See? We’re feeling better about the world already. A sentiment enriched further when settling down to watch Disney’s remake, this time of The Lion King. With Jon Favreau at the helm, who did a fine job with The Jungle Book, first and foremost this is a true feat of modern storytelling, utilising new technology to not only create a truly breathtaking visual experience, but also just to validate its very existence, to offer a counter-argument to the naysayers who feel their childhood is being trampled on. But there’s a place for both, and when treating this remake on its own terms there is plenty to be admired. Perhaps lacking a little in the same heart that came with the original, such is the nostalgic pull, and the association with our own experiences watching this when younger, there are scenes and moments that will move you to tears, though again whether that’s because of the quality of the film or just our own personal memories remains to be seen. But either way pack tissues.

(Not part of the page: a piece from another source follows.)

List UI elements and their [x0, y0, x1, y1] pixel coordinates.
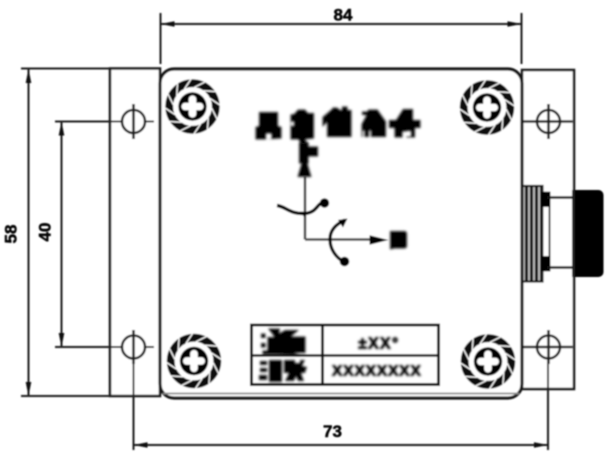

Okay, so that’s two films out the way that are so pleasant to watch, and incredibly easy to enjoy. But sadly this can’t be said of all releases this weekend just gone. Which brings us to Gwen, and oh my, this is a test of one’s endurance. Now don’t be fooled, this is not a negative review, Gwen is a profound feature that is incredibly well shot by debut director William McGregor, and stars the always-impressive Maxine Peake, not to mention the quite astonishing breakthrough performance from Eleanor Worthington-Cox in the title role. But that doesn’t mean it’s not challenging, for its relentlessly bleak. Yet it has an air of enchantment about it, a very subtle one we should add, but there’s a classic folklore element that works well, and we see McGregor borrow from the horror genre in an affectionate way. It’s definitely worth catching it you can/are willing to put yourself through it.
Another film that focuses more so on the darker sides of society is The Wedding Guest, the latest film from prolific director Michael Winterbottom. The creative filmmaker sets this tale in Pakistan, of a young man – played by Dev Patel – who is travelling to a wedding with the dark plan of kidnapping the bride-to-be. What transpires is a compelling two-hander between Patel and Radhika Apte, in what is something for a departure for the former. The film is entrenched in mystery, as you’re constantly on edge, it’s like watching a game of poker unfold – and you have no idea who’s got the best hand. It’s also a fun exploration of the ‘it was supposed to be so easy’ format, as this plan our protagonist has goes terribly, terribly wrong.
Next up is Making Noise Quietly, the debut from behind the lens for esteemed theatre director Dominic Dromgoole. This triptych of Robert Holman plays carries one underlying theme which is the futility of war, and it’s what brings these tales together. While a moving film in parts, and one that you can’t fault for dialogue or acting, sadly it does just feel a little stagey, you can very much tell this has come from a director far more well-versed in stage productions. But there’s enough in here to ensure we remain confident in Dromgoole’s future in cinema, just perhaps next time veering away from such familiar and comfortable ground will challenge him to do something a little different.
Finally we have Tell It to the Bees, a period drama featuring Holliday Granger and Anna Paquin. Directed by Annabel Jankel, regrettably this title is the film we most advise skipping this weekend, for its tonally confused, it’s not particularly well-written, and has a couple of scenes that are just bizarre, and sadly, not in a good way. We usually like bizarre.